2. Description of the Prior Art
A computer system or data-processing system typically includes several types of buses, such as system bus, local buses, and peripheral buses. Various electronic-circuit devices and components are interconnected with each other via these buses such that intercommunication may be possible among all of the devices that are attached to one of the buses mentioned above. In general, a central processing unit (CPU) is attached to a system bus and over which the CPU communicates directly with a system memory that is also attached to the system bus.
A local bus such as Peripheral Component Interconnect (PCI) bus, is intended for connecting certain highly integrated peripheral components on the same bus as the CPU. Under the PCI local bus standard, peripheral components can directly connect to a PCI local bus without the need for glue logic. Thus, the PCI provides a bus standard on which high-performance peripheral devices, such as graphics devices and hard disk drives, can be coupled to the CPU, thereby permitting these high-performance peripheral devices to avoid the general access latency and the bandwidth constraints that would have occurred if these peripheral devices were connected to a peripheral bus.
A peripheral bus such as an Industry Standard Architecture (ISA) bus or an Extended Industry Standard Architecture (EISA) bus, is utilized for connecting various peripheral devices to the computer system. These peripheral devices typically include input/output (I/O) devices such as keyboard, floppy drives, and display monitor. A bus-to-bus bridge chip is commonly provided between a peripheral bus and a local bus in order to provide communication between devices that are attached to these two buses. A computer system can have other types of peripheral buses instead of, or in addition to, the two types of buses mentioned above. These include VM bus, XME bus, etc. Numerous types of peripheral devices are also available for usage with these various bus architectures.

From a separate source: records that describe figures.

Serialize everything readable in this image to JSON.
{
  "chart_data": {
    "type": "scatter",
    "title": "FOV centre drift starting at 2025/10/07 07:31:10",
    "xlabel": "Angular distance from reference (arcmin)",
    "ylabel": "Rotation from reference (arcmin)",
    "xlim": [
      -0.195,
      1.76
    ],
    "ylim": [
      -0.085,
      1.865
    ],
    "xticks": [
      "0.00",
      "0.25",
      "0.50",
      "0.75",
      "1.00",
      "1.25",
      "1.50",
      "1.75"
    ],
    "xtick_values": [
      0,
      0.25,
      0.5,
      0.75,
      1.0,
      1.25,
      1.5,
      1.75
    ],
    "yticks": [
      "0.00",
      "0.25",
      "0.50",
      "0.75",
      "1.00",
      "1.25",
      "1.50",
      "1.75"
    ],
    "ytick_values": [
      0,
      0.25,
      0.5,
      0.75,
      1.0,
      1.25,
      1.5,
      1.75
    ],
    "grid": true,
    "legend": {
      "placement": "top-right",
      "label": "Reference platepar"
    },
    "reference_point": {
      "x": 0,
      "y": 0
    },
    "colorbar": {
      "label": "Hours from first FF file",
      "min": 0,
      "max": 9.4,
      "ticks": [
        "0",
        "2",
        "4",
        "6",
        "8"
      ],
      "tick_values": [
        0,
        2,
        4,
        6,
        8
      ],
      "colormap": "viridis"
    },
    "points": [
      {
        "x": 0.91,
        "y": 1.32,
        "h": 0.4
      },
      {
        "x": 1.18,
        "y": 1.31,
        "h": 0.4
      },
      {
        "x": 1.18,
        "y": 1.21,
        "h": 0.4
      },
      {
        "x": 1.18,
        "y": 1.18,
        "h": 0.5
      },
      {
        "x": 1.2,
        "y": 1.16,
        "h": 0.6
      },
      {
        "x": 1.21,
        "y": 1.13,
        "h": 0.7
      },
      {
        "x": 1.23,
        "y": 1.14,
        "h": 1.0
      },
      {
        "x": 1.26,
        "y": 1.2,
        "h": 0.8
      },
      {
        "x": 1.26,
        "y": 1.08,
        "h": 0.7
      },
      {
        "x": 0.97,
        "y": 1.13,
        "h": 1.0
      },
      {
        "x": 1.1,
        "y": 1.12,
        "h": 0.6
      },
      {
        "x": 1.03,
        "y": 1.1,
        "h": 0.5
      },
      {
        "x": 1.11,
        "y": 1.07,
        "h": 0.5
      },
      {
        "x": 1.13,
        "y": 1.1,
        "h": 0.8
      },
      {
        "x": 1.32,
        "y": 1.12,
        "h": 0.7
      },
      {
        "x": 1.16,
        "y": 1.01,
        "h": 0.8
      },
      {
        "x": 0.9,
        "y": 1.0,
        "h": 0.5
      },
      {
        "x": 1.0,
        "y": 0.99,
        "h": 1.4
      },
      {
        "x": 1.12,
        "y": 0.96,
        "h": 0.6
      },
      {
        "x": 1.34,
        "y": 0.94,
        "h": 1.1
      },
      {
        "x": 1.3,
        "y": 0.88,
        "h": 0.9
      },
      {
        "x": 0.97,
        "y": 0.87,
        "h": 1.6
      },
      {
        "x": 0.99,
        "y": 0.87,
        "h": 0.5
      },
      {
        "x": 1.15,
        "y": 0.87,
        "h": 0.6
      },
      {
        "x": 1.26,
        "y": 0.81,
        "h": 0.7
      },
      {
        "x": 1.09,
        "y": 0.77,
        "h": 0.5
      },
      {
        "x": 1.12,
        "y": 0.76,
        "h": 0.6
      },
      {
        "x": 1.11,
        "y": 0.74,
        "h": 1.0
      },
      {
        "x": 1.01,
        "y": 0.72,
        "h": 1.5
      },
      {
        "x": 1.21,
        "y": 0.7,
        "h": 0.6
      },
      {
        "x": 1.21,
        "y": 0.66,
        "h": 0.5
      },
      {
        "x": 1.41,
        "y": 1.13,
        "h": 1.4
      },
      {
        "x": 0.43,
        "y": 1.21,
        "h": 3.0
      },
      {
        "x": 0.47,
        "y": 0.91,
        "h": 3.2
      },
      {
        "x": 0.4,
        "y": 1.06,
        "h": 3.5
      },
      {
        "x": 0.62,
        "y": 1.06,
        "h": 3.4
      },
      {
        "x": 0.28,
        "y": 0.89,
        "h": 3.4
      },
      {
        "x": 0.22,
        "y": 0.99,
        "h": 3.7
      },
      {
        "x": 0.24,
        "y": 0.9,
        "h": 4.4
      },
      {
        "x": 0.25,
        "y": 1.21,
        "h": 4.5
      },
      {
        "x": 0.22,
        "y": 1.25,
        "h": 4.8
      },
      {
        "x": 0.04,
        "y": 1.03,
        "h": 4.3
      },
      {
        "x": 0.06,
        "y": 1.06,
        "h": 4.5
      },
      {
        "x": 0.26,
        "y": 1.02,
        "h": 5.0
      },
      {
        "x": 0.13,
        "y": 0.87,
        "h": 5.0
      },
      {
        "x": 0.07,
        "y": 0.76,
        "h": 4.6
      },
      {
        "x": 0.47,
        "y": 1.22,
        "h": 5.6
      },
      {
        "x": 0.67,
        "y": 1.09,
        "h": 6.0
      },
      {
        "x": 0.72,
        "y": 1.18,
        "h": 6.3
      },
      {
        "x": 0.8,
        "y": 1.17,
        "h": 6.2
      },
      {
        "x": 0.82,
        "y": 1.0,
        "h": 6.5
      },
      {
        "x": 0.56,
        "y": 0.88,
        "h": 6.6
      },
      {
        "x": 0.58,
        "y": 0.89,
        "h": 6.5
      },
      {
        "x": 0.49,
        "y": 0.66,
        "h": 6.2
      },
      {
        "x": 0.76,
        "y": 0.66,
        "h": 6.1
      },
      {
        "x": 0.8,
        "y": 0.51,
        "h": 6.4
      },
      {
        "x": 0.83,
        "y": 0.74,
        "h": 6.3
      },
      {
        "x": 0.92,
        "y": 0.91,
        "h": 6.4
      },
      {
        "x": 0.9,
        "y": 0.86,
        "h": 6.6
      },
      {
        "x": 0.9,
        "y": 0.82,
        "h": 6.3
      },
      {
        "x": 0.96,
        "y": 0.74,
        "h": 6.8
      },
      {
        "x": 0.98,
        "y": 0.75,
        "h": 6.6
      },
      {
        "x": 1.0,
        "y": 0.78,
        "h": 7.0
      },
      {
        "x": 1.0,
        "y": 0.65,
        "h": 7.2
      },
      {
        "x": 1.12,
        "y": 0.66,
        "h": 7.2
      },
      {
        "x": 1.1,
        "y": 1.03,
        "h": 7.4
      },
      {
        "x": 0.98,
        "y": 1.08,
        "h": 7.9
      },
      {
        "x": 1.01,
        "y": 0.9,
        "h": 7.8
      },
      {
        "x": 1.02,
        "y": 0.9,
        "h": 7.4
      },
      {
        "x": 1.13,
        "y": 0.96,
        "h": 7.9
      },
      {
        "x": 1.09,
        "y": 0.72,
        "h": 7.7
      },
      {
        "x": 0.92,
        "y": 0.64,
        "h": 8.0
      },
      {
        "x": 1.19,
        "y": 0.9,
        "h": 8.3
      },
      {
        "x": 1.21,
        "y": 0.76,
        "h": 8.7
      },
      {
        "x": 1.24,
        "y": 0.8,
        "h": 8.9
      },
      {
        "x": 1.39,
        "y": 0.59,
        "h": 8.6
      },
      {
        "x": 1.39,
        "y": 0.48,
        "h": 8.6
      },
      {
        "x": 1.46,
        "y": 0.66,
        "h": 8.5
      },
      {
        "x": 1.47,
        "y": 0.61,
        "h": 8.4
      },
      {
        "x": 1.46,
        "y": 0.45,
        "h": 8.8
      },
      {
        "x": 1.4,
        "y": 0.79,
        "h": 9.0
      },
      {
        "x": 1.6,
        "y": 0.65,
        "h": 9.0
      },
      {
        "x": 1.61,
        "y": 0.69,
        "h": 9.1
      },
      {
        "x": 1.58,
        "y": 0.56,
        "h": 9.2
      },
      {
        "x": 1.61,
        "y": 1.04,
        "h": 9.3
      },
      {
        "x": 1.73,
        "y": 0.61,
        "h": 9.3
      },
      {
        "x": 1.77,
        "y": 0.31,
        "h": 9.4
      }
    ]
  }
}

In general, each bus in a computer system owns system resources such as I/O address space or memory address space that can be mapped into its parent bus address space. For example, in the PowerPC.TM. (PowerPC is a trademark of International Business Machines Corporation) platform, an ISA bus has an address range of 0-64 K that can be mapped to anywhere within a PCI local bus (ISA bus' parent bus) having an address range of 0-1 G. In turn, the address range 0-1 G of the PCI local bus can be mapped to anywhere within a system bus (PCI bus' parent bus) having an address range 0-2 G. Furthermore, the address range 0-2 G of the system bus can also be translated to a system physical address range of 1-3 G. Hence, a mouse device, utilizing an I/O port address of, for example, 0.times.60.sub.hex, may be mapped and translated anywhere in the 1-3 G range of the system physical address.
Under prior art, the bus address arrangement of a computer system is determined during the system initiation and cannot be changed during runtime. Hence, although all the devices within the computer system may be free of conflict in the beginning, this statically configured computer system cannot anticipate and provide a resource conflict resolution between the mouse device as mentioned above and, for example, a hot-pluggable peripheral device which utilizes the same I/O port address as the mouse device (i.e., 0-60.sub.hex) that may be installed in the computer system during runtime. Consequently, it would be desirable to provide a method for dynamically translating bus address during runtime in order to furnish a conflict-free resource for each device within a computer system.